As I get older each year, it becomes more evident to me how helpless I would be without my mother. If you ask her, she doesn’t think she’s a good or “natural” mother, which is completely disagreeable based on the simple fact that she’s pretty much good at anything she wants to be. As a mother, she had everyday responsibilities like cooking, cleaning, and caring for me as needed topped with a full-time work schedule, and she still always remained several steps ahead of me. Because of her, I never really had to second guess my surroundings – my mom had everything under control, with everything where it needed to be.
The idea of eventually fitting into that “mother” role is something that overwhelms me at times. How will I have time for myself or let alone have time to think for myself? Will I also think myself a bad mother? Will I have the capacity to raise an amazing person for the future? I would have to be fully in charge and completely aware of the human(s) I am raising at all times of the day while trying to care for myself, nurture my other relationships, and follow my ambitions. I’ve expressed this sentiment to other mothers (because it’s mind-blowing for me to believe), and they all say the same thing: “Well, duh. That’s what it’s like being a mother. Get used to it.”
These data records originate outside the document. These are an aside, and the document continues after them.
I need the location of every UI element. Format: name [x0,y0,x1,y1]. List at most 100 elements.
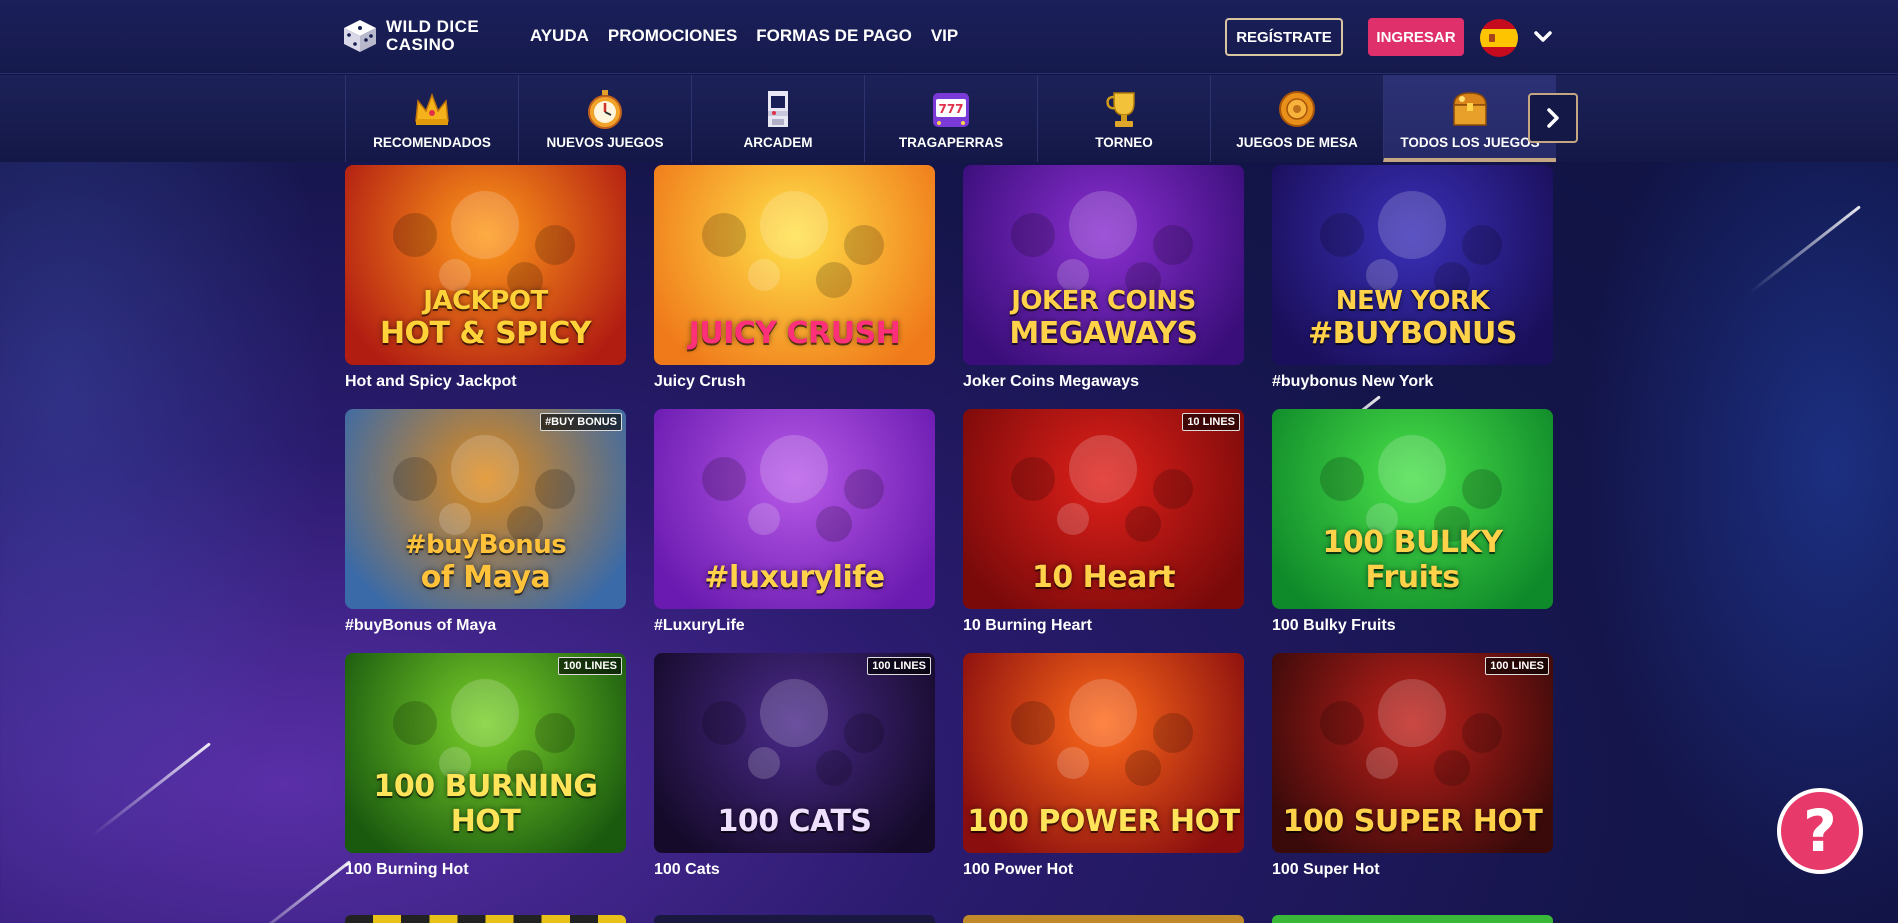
tab-torneo[interactable]: TORNEO [1037,75,1210,162]
game-art-title: #luxurylife [704,560,885,609]
game-thumbnail[interactable]: #buyBonus of Maya #BUY BONUS [345,409,626,609]
game-name[interactable]: 100 Bulky Fruits [1272,617,1553,637]
register-button[interactable]: REGÍSTRATE [1225,18,1343,56]
tab-label: NUEVOS JUEGOS [546,135,664,150]
game-art-title-line: MEGAWAYS [1009,316,1198,351]
game-name[interactable]: 10 Burning Heart [963,617,1244,637]
tab-label: RECOMENDADOS [373,135,491,150]
game-card[interactable]: 10 Heart 10 LINES 10 Burning Heart [963,409,1244,637]
trophy-icon [1106,92,1135,127]
tab-label: TRAGAPERRAS [898,135,1004,150]
game-grid: JACKPOT HOT & SPICY Hot and Spicy Jackpot J… [345,165,1553,881]
game-name[interactable]: 100 Super Hot [1272,861,1553,881]
game-thumbnail[interactable]: 100 POWER HOT [963,653,1244,853]
game-art-title-line: #buyBonus [404,530,567,560]
tab-nuevos-juegos[interactable]: NUEVOS JUEGOS [518,75,691,162]
logo-line1: WILD DICE [386,17,480,36]
game-art-title-line: 100 BURNING HOT [373,769,598,839]
game-card[interactable]: NEW YORK #BUYBONUS #buybonus New York [1272,165,1553,393]
game-art-title-line: 100 POWER HOT [967,804,1240,839]
game-art-title: 100 POWER HOT [967,804,1240,853]
logo-text: WILD DICE CASINO [386,18,479,54]
spain-flag-icon[interactable] [1480,19,1518,57]
game-name[interactable]: 100 Burning Hot [345,861,626,881]
game-art-title: 100 BURNING HOT [345,769,626,853]
top-header: WILD DICE CASINO AYUDA PROMOCIONES FORMA… [0,0,1898,74]
game-thumbnail-partial[interactable] [654,915,935,923]
help-button[interactable]: ? [1777,788,1863,874]
game-art-title: 100 CATS [717,804,872,853]
game-thumbnail[interactable]: 100 CATS 100 LINES [654,653,935,853]
treasure-chest-icon [1453,92,1487,126]
tab-label: ARCADEM [743,135,813,150]
game-art-title-line: of Maya [420,560,551,595]
game-card[interactable]: 100 POWER HOT 100 Power Hot [963,653,1244,881]
game-thumbnail[interactable]: #luxurylife [654,409,935,609]
game-art-title: NEW YORK #BUYBONUS [1307,286,1518,365]
game-name[interactable]: Hot and Spicy Jackpot [345,373,626,393]
stopwatch-icon [588,90,622,129]
logo[interactable]: WILD DICE CASINO [342,18,479,54]
category-bar: RECOMENDADOS NUEVOS JUEGOS ARCADEM 777 T… [0,75,1898,162]
game-badge: 100 LINES [1485,657,1549,675]
game-card[interactable]: JACKPOT HOT & SPICY Hot and Spicy Jackpot [345,165,626,393]
nav-ayuda[interactable]: AYUDA [530,26,589,46]
game-thumbnail[interactable]: 100 BURNING HOT 100 LINES [345,653,626,853]
game-badge: 100 LINES [558,657,622,675]
game-name[interactable]: 100 Power Hot [963,861,1244,881]
flag-emblem [1489,34,1495,42]
tab-juegos-de-mesa[interactable]: JUEGOS DE MESA [1210,75,1383,162]
slot-machine-icon: 777 [933,93,969,127]
tab-arcadem[interactable]: ARCADEM [691,75,864,162]
game-art-title-line: HOT & SPICY [379,316,592,351]
next-row-partial [345,915,1553,923]
login-button[interactable]: INGRESAR [1368,18,1464,56]
game-name[interactable]: #buybonus New York [1272,373,1553,393]
game-thumbnail[interactable]: 100 BULKY Fruits [1272,409,1553,609]
game-thumbnail-partial[interactable] [345,915,626,923]
game-thumbnail[interactable]: JACKPOT HOT & SPICY [345,165,626,365]
game-card[interactable]: 100 BURNING HOT 100 LINES 100 Burning Hot [345,653,626,881]
chevron-right-icon [1547,108,1559,128]
game-thumbnail[interactable]: NEW YORK #BUYBONUS [1272,165,1553,365]
game-card[interactable]: #buyBonus of Maya #BUY BONUS #buyBonus of M… [345,409,626,637]
game-badge: 100 LINES [867,657,931,675]
game-card[interactable]: 100 SUPER HOT 100 LINES 100 Super Hot [1272,653,1553,881]
game-thumbnail[interactable]: 100 SUPER HOT 100 LINES [1272,653,1553,853]
game-name[interactable]: Juicy Crush [654,373,935,393]
game-thumbnail[interactable]: JOKER COINS MEGAWAYS [963,165,1244,365]
game-art-title: #buyBonus of Maya [405,530,567,609]
game-name[interactable]: #buyBonus of Maya [345,617,626,637]
game-art-title-line: 100 BULKY Fruits [1322,525,1503,595]
game-art-title-line: #BUYBONUS [1307,316,1518,351]
category-tabs: RECOMENDADOS NUEVOS JUEGOS ARCADEM 777 T… [345,75,1556,162]
game-art-title-line: JACKPOT [423,286,548,316]
game-badge: 10 LINES [1182,413,1240,431]
game-thumbnail-partial[interactable] [1272,915,1553,923]
game-card[interactable]: JOKER COINS MEGAWAYS Joker Coins Megaways [963,165,1244,393]
chevron-down-icon[interactable] [1532,28,1554,44]
background-glow-left [0,160,330,920]
nav-vip[interactable]: VIP [931,26,958,46]
game-card[interactable]: JUICY CRUSH Juicy Crush [654,165,935,393]
nav-promociones[interactable]: PROMOCIONES [608,26,737,46]
game-name[interactable]: 100 Cats [654,861,935,881]
tab-recomendados[interactable]: RECOMENDADOS [345,75,518,162]
game-card[interactable]: #luxurylife #LuxuryLife [654,409,935,637]
game-name[interactable]: Joker Coins Megaways [963,373,1244,393]
category-next-button[interactable] [1528,93,1578,143]
game-card[interactable]: 100 CATS 100 LINES 100 Cats [654,653,935,881]
game-art-title-line: JUICY CRUSH [688,316,901,351]
game-thumbnail[interactable]: JUICY CRUSH [654,165,935,365]
game-card[interactable]: 100 BULKY Fruits 100 Bulky Fruits [1272,409,1553,637]
game-thumbnail-partial[interactable] [963,915,1244,923]
tab-label: TORNEO [1095,135,1153,150]
tab-label: TODOS LOS JUEGOS [1400,135,1540,150]
game-name[interactable]: #LuxuryLife [654,617,935,637]
crown-icon [415,92,449,125]
logo-line2: CASINO [386,35,456,54]
game-thumbnail[interactable]: 10 Heart 10 LINES [963,409,1244,609]
nav-formas-de-pago[interactable]: FORMAS DE PAGO [756,26,912,46]
tab-tragaperras[interactable]: 777 TRAGAPERRAS [864,75,1037,162]
game-art-title-line: JOKER COINS [1011,286,1196,316]
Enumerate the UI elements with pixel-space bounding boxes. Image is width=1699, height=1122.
But then, I think about the different women I have encountered in life, and that’s when my anxious sentiments are finally appeased. Most of the women I’ve come to meet have fundamentally known how to care for and love someone since they were young. People spot a fierce mother from a mile away and think, “Wow, she’s developed such great instincts from her time as a mother,” but you can also feel that same protective love from a stranger, for example, who senses you’re uncomfortable and comes to your rescue. Or from the girl who watches over each of her friends at the bar to make sure everyone’s safe (aka the “Mom” friend), even if no one watches her back. Or that one teacher who courteously lets her students eat lunch with her, wanting to take her job a step further by becoming a friendly adult mentor to them. The best part of experiencing this love is that you don’t even have to be a mother to show or receive it in the first place; we’re all capable of it when we want to be.
So I’ve come to the realization, if there comes a time in the point of a woman’s life where she decides to become a mother, letting out those fundamentals from deep within herself, she will be more prepared than she thinks because chances are, in some way, shape, or form, she’s already shown that love elsewhere in different ways. Knowingly or not, she will teach these fundamentals to her children, and her children to their children. It’s a beautiful, constant cycle of paying it forward, and I’m sure you can see it unravelling in the women who grace each of your own lives. This Mother’s Day, hold these women even closer and show them some extra, well-deserved love after the many years full of love they’ve given you. We would not be the same without that special motherly love.